Université de Genève - Faculté de psychologie et des sciences de l'éducation - Sciences de l'éducation

 

LIFE

Laboratoire de recherche

Innovation-Formation-Éducation

 

Séminaire de recherche LIFE 2001-2002

L'ORGANISATION DU TRAVAIL SCOLAIRE


Synthèse du séminaire du 27 juin 2001

Philippe Perrenoud

Texte en discussion :

Richard Martinez
L'enseignant peut-il vraiment organiser le travail de la classe comme il l'entend ?


Le problème est posé à partir de l’emploi du temps en classe et notamment de sa répartition entre les diverses disciplines. Il apparaît qu’en France les instructions officielles ne prescrivent plus une dotation pour chaque semaine, mais exigent des équilibres sur l’année.

Le texte et la discussion soulèvent au moins trois problèmes essentiels :

1. Les enseignants ont-ils les moyens de tenir compte de cette flexibilité institutionnelle ?

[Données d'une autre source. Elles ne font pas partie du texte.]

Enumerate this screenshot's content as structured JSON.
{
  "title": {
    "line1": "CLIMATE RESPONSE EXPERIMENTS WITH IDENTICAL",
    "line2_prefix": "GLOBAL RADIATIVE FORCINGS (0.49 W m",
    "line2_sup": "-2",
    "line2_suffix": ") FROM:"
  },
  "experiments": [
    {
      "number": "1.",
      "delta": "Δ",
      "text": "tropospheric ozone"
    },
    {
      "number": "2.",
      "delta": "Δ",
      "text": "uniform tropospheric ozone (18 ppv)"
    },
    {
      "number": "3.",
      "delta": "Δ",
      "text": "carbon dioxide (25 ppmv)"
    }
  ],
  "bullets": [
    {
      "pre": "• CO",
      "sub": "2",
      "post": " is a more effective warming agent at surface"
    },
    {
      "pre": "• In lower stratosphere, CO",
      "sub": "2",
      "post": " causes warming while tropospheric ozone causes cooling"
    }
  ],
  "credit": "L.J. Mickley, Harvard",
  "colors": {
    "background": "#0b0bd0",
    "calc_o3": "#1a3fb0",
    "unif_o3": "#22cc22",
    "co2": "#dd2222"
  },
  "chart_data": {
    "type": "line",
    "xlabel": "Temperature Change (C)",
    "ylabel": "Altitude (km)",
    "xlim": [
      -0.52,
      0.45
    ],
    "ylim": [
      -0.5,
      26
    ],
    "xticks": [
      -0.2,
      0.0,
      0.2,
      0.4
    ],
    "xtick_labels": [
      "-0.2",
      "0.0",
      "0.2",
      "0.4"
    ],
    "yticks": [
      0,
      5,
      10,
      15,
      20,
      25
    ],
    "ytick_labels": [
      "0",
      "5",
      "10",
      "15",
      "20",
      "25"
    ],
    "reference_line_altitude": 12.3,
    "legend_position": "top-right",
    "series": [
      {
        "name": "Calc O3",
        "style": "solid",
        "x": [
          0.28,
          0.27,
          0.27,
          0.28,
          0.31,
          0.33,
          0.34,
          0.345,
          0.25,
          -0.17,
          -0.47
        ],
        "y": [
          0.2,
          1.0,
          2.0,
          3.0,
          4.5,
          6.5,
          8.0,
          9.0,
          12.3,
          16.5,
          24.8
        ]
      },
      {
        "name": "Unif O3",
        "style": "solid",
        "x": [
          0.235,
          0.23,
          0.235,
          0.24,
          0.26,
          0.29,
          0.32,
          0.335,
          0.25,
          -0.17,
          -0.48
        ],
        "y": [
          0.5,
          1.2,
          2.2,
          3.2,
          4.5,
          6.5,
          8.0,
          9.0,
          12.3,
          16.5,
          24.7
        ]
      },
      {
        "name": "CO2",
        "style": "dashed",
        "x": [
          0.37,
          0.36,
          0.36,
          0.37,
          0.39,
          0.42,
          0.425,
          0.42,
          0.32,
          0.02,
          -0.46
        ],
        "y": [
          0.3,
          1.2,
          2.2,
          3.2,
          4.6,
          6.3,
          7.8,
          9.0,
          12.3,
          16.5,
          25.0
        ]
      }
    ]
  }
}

2. Comment gérer le temps si l’on veut différencier ?

3. Dans un métier de l’humain, comment faire un rapport entre le temps et la tâche ?

Il me semble que l’entrée par le temps met en évidence les contradictions de l’école, mais plus spécifiquement, lorsqu’on considère l’organisation du travail l’impossibilité de la penser rationnellement dans un système où le rapport entre le temps et la tâche est aussi brouillé.

 

1. Une flexibilité qui débouche
sur des déséquilibres non maîtrisés

A priori, lorsque l’administration cesse de prescrire le nombre de minutes à attribuer chaque semaine à chaque discipline, elle favorise la professionnalisation du métier, laissant aux enseignants la responsabilité de garantir un équilibre global.

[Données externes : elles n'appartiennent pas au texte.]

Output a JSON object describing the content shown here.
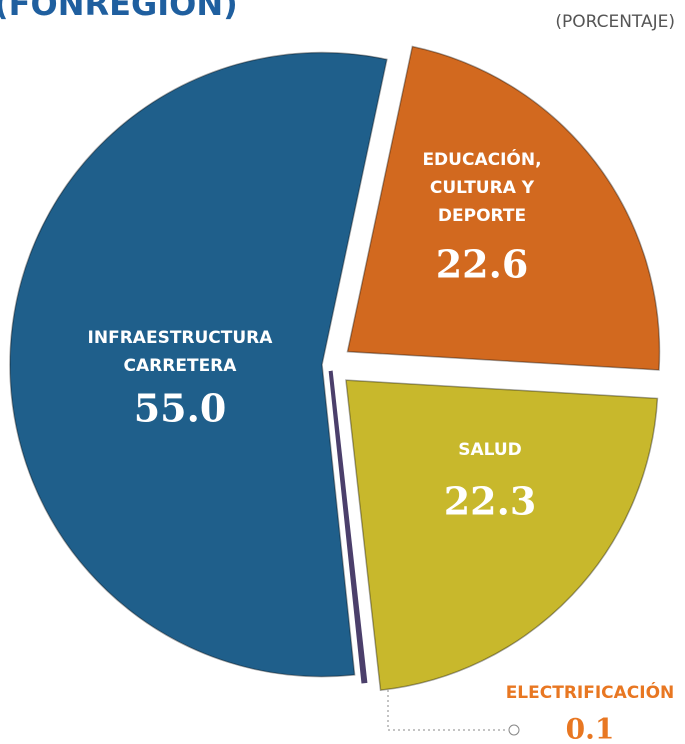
{
  "chart_data": {
    "type": "pie",
    "title": "(FONREGIÓN)",
    "subtitle": "(PORCENTAJE)",
    "categories": [
      [
        "EDUCACIÓN,",
        "CULTURA Y",
        "DEPORTE"
      ],
      [
        "SALUD"
      ],
      [
        "ELECTRIFICACIÓN"
      ],
      [
        "INFRAESTRUCTURA",
        "CARRETERA"
      ]
    ],
    "values": [
      22.6,
      22.3,
      0.1,
      55.0
    ],
    "value_labels": [
      "22.6",
      "22.3",
      "0.1",
      "55.0"
    ],
    "colors": [
      "#d2691f",
      "#c8b82c",
      "#4b3f6b",
      "#1f5f8b"
    ]
  }
}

Or, c’est une fiction, car les enseignants ne paraissent ni enclins ni préparés à tenir un compte précis des temps consacrés à telle ou telle discipline. Ils semblent régulièrement portés - toutes les enquêtes le confirment - à donner davantage de temps aux branches principales, au détriment des branches secondaires. S’ils s’en rendent compte, ce qui n’est pas attesté, ils ne le vivent pas comme un problème et ne se mobilisent pas pour compenser les heures " volées " aux disciplines artistiques ou aux sciences.

Sans doute est-ce parce que les enjeux des apprentissages en mathématique et langue maternelle semblent sans commune mesure avec ceux des autres disciplines. Mais le déséquilibre n’apparaît pas vraiment délibéré, il résulte d’un débordement répété et coutumier.

Plus globalement, il apparaît que les enseignants n’ont ni l’habitude ni l’envie de raisonner en heures par an pour une discipline. Ils ne se donnent aucun outil, même élémentaire, personne ne sait de combien d’heures on dispose en tout (en droit et en fait) et ce que cela représente pour chaque discipline.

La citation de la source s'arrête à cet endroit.